As we near the end of Thyroid Awareness Month, let’s take some time to discuss another disease associated with the thyroid, Graves’ disease. While hypothyroidism disorders (such as Hashimoto’s thyroiditis) result in an inability to produce sufficient quantities of thyroid hormones, Graves’ disease creates the opposite problem. It leads to hyperthyroidism, or excess thyroid hormone production. About 50% to 80% of the hyperthyroidism cases in the United States are due to Graves’ disease.
What is it?
Graves’ disease is an autoimmune disease (meaning a disorder involving the body attacking itself) that causes the thyroid to overproduce thyroid hormones. This occurs when immunoglobulins bind to and activate the thyroid stimulating hormone (TSH) receptor, causing an enlarged thyroid and stimulating excess thyroid hormone production. Doctors typically diagnose this disease by examining blood test results. Individuals with Graves’ disease usually have high levels of the two most common thyroid hormones, thyroxine and triiodothyronine.
These thyroid hormones perform many important functions in the body, but overproduction could lead to anxiety, irritability, hand tremors, heat sensitivity, difficult breathing, fatigue, goiters, weight loss, erectile disfunction, heat sensitivity, or an irregular heartbeat. Graves’ disease can also lead to dermopathy and ophthalmopathy. Dermopathy is a skin condition that results in thick red skin and the formation of skin lesions. The appearance of dermopathic skin resembles the outside of an orange. Ophthalmopathy is an eye disorder in which the eyes protrude and the eyelids retract when opening or closing. This is an autoimmune response that leads to bulging eyes, blurry vision, infrequent blinking, and general irritation. If unmanaged in pregnant women, it can cause issues like high blood pressure, heart failure, miscarriage, premature birth, or fetus abnormalities. Graves’ disease patients typically have a higher risk for other autoimmune diseases and cancer than healthy individuals.

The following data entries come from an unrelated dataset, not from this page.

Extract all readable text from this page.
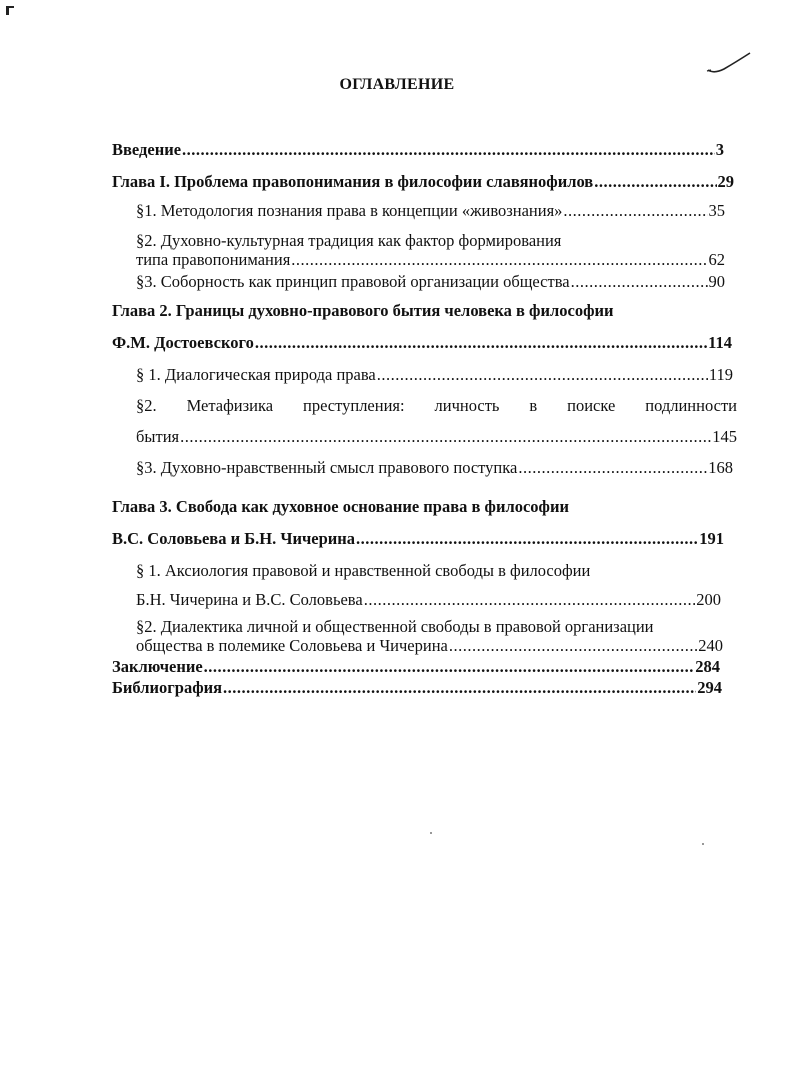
ОГЛАВЛЕНИЕ
Введение .....	3
Глава I. Проблема правопонимания в философии славянофилов .....	29
§1. Методология познания права в концепции «живознания» .....	35
§2. Духовно-культурная традиция как фактор формирования
типа правопонимания .....	62
§3. Соборность как принцип правовой организации общества .....	90
Глава 2. Границы духовно-правового бытия человека в философии
Ф.М. Достоевского .....	114
§ 1. Диалогическая природа права .....	119
§2. Метафизика преступления: личность в поиске подлинности
бытия .....	145
§3. Духовно-нравственный смысл правового поступка .....	168
Глава 3. Свобода как духовное основание права в философии
В.С. Соловьева и Б.Н. Чичерина .....	191
§ 1. Аксиология правовой и нравственной свободы в философии
Б.Н. Чичерина и В.С. Соловьева .....	200
§2. Диалектика личной и общественной свободы в правовой организации
общества в полемике Соловьева и Чичерина .....	240
Заключение .....	284
Библиография .....	294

Risk factors for Graves’ disease include family history, gender, age, environment and the presence of other autoimmune diseases. It is much more likely to affect women than men, and it most commonly develops in people under the age of 40. Leaky gut syndrome can lead to a variety of autoimmune conditions, including Graves’ disease. Smoking, iodine exposure, and excessive physical and emotional stress have also been linked to an increased risk of Graves’ disease.
What can I do about it?
There are several treatment options available for Graves’ disease, but experts agree that no treatment option is ideal.1 Anti-thyroid medications can be prescribed to inhibit hormone production, but possible downsides to this treatment include poor adherence, high relapse rate, and side effects like joint pain, liver failure, and a weakened immune system. A thyroidectomy procedure can be performed to remove the thyroid entirely, but this usually results in a lifelong requirement to take hormone replacement drugs due to hypothyroidism. Radioactive iodine therapy is the most common treatment for Graves’ disease. The radioiodine enters overactive thyroid cells and destroys them over time. This will lessen Graves’ disease symptoms over time, but it also gradually shrinks the thyroid gland and will ultimately lead to hypothyroidism. Regardless of the chosen treatment, good nutrition, exercise, and stress reduction can help to lessen symptoms of Graves’ disease, so be sure to work with your doctor to incorporate them into your overall treatment plan.